TWO men jailed for life for the "barbaric" murder of a businesswoman have lost appeals against their conviction and sentence.

Appeal judges concluded that there was "overwhelming evidence" Colin Coats and Philip Wade were guilty of killing Lynda Spence.

Coats, 43, was sentenced to a minimum of 33 years in April last year after a judge concluded he was the "prime mover" in the abduction, torture and killing of the 27-year-old, whose body has never been found.

Wade, also 43, was ordered to spend at least 30 years behind bars after being convicted of the same charge at the High Court in Glasgow.

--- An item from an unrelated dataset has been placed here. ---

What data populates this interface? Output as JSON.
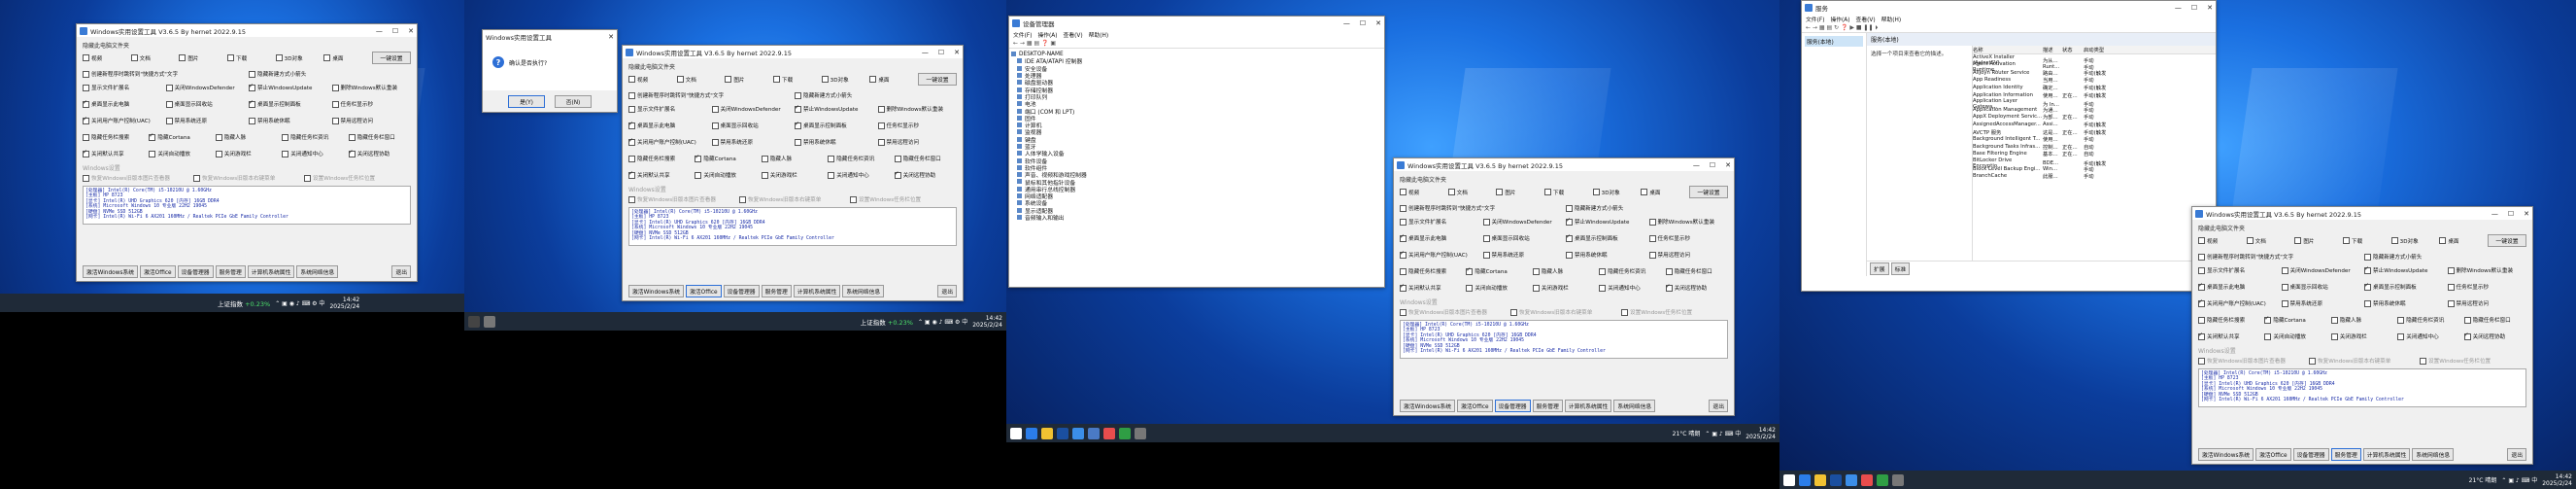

Both men launched appeals claiming that they were the victims of a miscarriage of justice. Their legal teams said trial judge Lord Pentland was wrong to dismiss an objection to a line of evidence during the trial. The evidence involved a statement made by Wade that he had recently killed someone and needed to find a way to dispose of the body.

But the appeal judges - Lord Justice General, Lord Gill, sitting with Lord Menzies and Lord Turnbull - agreed that trial judge Lord Pentland had been entitled to refuse the objection.

Lawyers for Wade and Coats also argued that the Crown had not properly disclosed the fact that Ms Spence had been recruited as a covert intelligence source by the Scottish Crime and Drug Enforcement Agency a month before she disappeared in April 2011.

This had prejudiced the defence and led to a miscarriage of justice, they told a hearing at the Court of Criminal Appeal in Edinburgh.

But Lord Gill said: "There emerged, in my view, an overwhelming case that the appellants murdered the deceased. In my opinion, there was no miscarriage of justice."

On the sentencing appeal, he added: "This was a barbaric crime that merited the severest penalty."

Jurors heard how Ms Spence was abducted from Broomhill Path, Glasgow, on April 14, 2011 and driven to a flat in West Kilbride, after she tried to involve Coates in a corrupt land deal centred on Stansted Airport.